Uma jovem médica de 24 anos foi vítima de grave agressão física durante o atendimento no pronto-socorro municipal de Cássia, no estado de Minas Gerais. O episódio violento ocorreu na tarde da última quinta-feira, 25 de janeiro, e culminou na prisão em flagrante do paciente agressor.
Detalhes do ataque violento no hospital
De acordo com o boletim de ocorrência registrado pela Polícia Militar, o fato se deu por volta das 15 horas. Um homem de 35 anos foi levado à unidade de saúde desacordado, acompanhado por familiares. Ele apresentava sinais de embriaguez e havia suspeita de ingestão de entorpecentes. Após receber os primeiros cuidados e recuperar a consciência, o paciente iniciou um ataque súbito contra a médica plantonista.
A agressão foi tão grave que o homem chegou a enforcar a profissional de saúde. Enfermeiras que estavam no local intervieram, tentando aplicar uma medicação para conter o agressor e ajudar a colega a se livrar do ataque.
Cena de destruição e ameaças de morte
O quadro de violência se intensificou rapidamente. Segundo o relato policial, o indivíduo não parou na agressão à médica. Ele passou a ameaçar de morte tanto a doutora quanto as enfermeiras que tentavam intervir.

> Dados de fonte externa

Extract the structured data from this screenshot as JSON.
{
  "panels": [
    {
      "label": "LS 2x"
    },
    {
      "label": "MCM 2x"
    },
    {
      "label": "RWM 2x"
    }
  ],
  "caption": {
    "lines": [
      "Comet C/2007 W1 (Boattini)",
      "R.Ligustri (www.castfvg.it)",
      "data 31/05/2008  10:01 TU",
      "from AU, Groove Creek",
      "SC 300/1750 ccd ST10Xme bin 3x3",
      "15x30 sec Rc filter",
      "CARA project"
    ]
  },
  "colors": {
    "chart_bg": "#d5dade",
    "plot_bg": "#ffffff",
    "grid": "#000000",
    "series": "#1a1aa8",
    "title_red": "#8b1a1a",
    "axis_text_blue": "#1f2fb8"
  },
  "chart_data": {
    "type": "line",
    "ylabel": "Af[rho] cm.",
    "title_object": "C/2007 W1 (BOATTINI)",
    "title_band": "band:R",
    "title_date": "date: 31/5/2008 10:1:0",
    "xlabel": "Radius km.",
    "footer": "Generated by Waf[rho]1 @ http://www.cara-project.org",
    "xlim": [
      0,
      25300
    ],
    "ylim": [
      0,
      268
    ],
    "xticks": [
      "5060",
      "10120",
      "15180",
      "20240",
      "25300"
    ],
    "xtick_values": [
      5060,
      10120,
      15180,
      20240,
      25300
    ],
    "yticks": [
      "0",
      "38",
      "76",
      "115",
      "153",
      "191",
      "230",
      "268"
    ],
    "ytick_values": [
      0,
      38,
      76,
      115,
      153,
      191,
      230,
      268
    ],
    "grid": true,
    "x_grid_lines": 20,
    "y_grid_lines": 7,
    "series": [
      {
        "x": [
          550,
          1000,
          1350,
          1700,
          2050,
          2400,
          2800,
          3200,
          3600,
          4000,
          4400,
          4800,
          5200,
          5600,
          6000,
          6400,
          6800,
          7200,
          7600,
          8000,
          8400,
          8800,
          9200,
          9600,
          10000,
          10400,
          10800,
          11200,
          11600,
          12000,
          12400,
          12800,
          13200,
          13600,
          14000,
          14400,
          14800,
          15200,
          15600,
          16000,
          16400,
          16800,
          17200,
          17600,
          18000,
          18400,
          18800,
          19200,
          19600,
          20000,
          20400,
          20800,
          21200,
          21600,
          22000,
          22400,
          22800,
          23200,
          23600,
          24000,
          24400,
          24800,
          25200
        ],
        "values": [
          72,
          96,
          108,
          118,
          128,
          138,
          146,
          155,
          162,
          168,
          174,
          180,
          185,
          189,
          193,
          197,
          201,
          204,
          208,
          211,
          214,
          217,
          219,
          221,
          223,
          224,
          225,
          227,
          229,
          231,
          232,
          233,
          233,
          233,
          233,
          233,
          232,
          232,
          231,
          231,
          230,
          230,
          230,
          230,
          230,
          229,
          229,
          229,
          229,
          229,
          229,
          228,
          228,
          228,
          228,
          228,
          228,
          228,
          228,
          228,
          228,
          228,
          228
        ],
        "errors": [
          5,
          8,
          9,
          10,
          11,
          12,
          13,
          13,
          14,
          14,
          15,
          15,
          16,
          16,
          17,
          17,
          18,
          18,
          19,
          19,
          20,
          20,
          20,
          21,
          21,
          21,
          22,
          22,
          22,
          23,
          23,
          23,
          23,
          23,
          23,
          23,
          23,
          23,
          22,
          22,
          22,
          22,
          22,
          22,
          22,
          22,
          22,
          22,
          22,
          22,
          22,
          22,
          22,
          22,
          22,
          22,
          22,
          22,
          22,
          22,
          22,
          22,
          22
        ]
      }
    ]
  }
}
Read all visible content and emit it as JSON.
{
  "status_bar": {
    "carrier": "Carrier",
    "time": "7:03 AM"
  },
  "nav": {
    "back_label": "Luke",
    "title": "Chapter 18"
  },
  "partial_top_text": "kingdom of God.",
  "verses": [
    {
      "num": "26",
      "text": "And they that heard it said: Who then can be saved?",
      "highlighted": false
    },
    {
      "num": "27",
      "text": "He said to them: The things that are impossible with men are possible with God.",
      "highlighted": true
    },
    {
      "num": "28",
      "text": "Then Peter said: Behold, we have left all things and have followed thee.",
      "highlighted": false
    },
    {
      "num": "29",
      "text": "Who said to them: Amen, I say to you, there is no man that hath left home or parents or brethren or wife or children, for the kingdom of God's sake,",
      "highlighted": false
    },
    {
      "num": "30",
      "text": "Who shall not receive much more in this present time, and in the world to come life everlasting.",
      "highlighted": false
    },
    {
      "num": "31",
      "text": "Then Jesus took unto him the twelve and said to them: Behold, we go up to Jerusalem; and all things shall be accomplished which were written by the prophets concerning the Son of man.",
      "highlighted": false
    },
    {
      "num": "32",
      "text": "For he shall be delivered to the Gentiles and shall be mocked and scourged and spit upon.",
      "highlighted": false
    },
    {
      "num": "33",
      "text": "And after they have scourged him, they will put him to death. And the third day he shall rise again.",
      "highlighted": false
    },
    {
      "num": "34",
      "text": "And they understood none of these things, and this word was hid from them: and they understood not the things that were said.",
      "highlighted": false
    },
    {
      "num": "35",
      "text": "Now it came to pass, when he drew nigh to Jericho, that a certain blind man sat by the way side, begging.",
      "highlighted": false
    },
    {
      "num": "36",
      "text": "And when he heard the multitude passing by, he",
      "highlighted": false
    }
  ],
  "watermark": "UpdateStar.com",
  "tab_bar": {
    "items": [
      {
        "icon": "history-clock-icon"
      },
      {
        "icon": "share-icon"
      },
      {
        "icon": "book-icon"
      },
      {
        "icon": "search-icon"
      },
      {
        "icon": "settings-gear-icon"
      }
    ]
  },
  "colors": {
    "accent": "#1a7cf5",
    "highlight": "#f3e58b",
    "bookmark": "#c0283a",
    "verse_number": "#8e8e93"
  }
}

Em seguida, direcionou sua fúria para a estrutura física do pronto-socorro.
O homem começou a danificar a recepção da unidade, quebrando vidros, cadeiras, mesas e portas a chutes e socos. Durante esse surto destrutivo, ele mesmo acabou sofrendo ferimentos no braço, na cabeça e no pé.
Intervenção policial e prisão em flagrante
A Polícia Militar foi acionada e conseguiu chegar ao local para conter a situação. Foi necessário o uso de sedativos e algemas para imobilizar o agressor, que continuava oferecendo resistência. Após ser atendido pelos próprios profissionais do hospital para os ferimentos que sofreu, ele foi preso em flagrante.
O paciente agressor foi encaminhado à Delegacia de Polícia Civil na cidade de Passos (MG). Ele responde pelos crimes de dano qualificado, ameaça, vias de fato/agressão e resistência à prisão. As providências legais seguem seu curso normal.
Este caso chocante reacende o debate sobre a segurança dos profissionais de saúde, especialmente daqueles que atuam na linha de frente em prontos-socorros, locais de alta pressão e onde situações envolvendo pacientes em estado alterado são frequentes.